Last week, the highly significant annual meetings and spring meetings of the International Monetary Fund (IMF) and the World Bank Group took place in Washington, USA. This gathering of finance ministers, central bank governors, and senior officials of international institutions worldwide was a crucial platform for discussing the world's economic prospects, financial and fiscal stability, and economic issues, among others.
The IMF raised its forecasts for world economic growth and inflation in its latest World Economic Outlook (WEO). Considering that the sequelae of the global economy after the new crown epidemic (supply chain chaos, energy crisis, etc.) are milder than expected, they expressed confidence in realizing an economic soft landing. According to IMF estimates, although price increases in many developed countries have exceeded central bank inflation targets, some countries have a positive supply-demand (inflation gap). In contrast, others (such as the euro area and the United Kingdom) still face negative supply-demand (deflation) gaps. Therefore, it is necessary to formulate corresponding financial policy responses based on the specific conditions of each country. The IMF pointed out that the United States and Australia must continue implementing demand suppression policies to achieve price stability. Still, to avoid excessive restrictions on economic activities, the Eurozone and the United Kingdom have relatively more room to relax monetary policy if progress in suppressing inflation is confirmed. In addition, Japan has already experienced a certain degree of inflation gap, which hints at the need to shift to loose financial conditions.

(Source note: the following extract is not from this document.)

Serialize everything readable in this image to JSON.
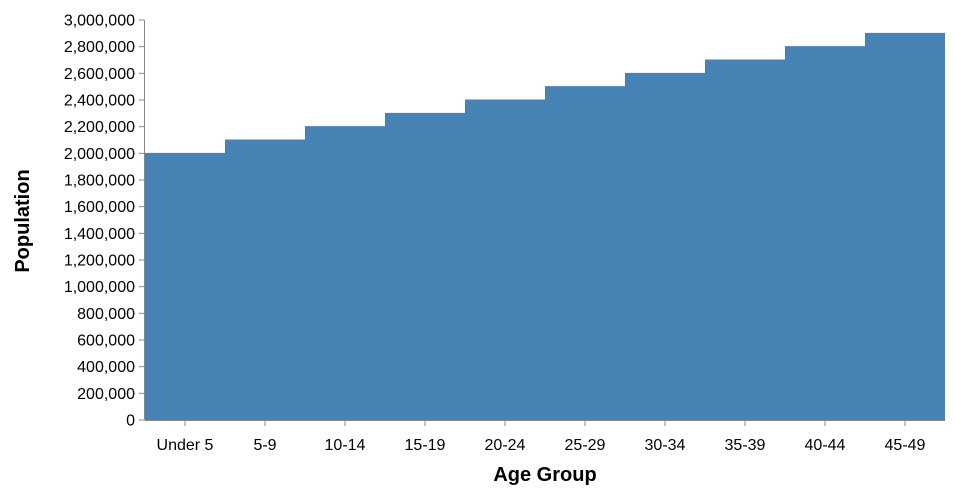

In addition, the latest Global Financial Stability Report (GFSR), inflation suppression, and financial policy responses in the “last mile” were discussed. Similar to WEO, for some countries showing signs of accelerating inflation again, the IMF recommends that central banks resist investors' expectations for monetary easing to enhance confidence in policy objectives. From the perspective of financial stability, the report pointed out that investors' objections to the volatility of the money market may prompt asset price adjustments. At the same time, rising interest rates may lead to issues such as increased debt repayment and debt restructuring costs. Still, in principle, it should be adopted. Financial regulation and supervision should address these challenges, and policy rate adjustments should prioritize achieving price stability.
This understanding is considered a consensus among central banks and may become a benchmark for future policy decisions. If current economic conditions persist, countries may differ in the timing and magnitude of interest rate cuts.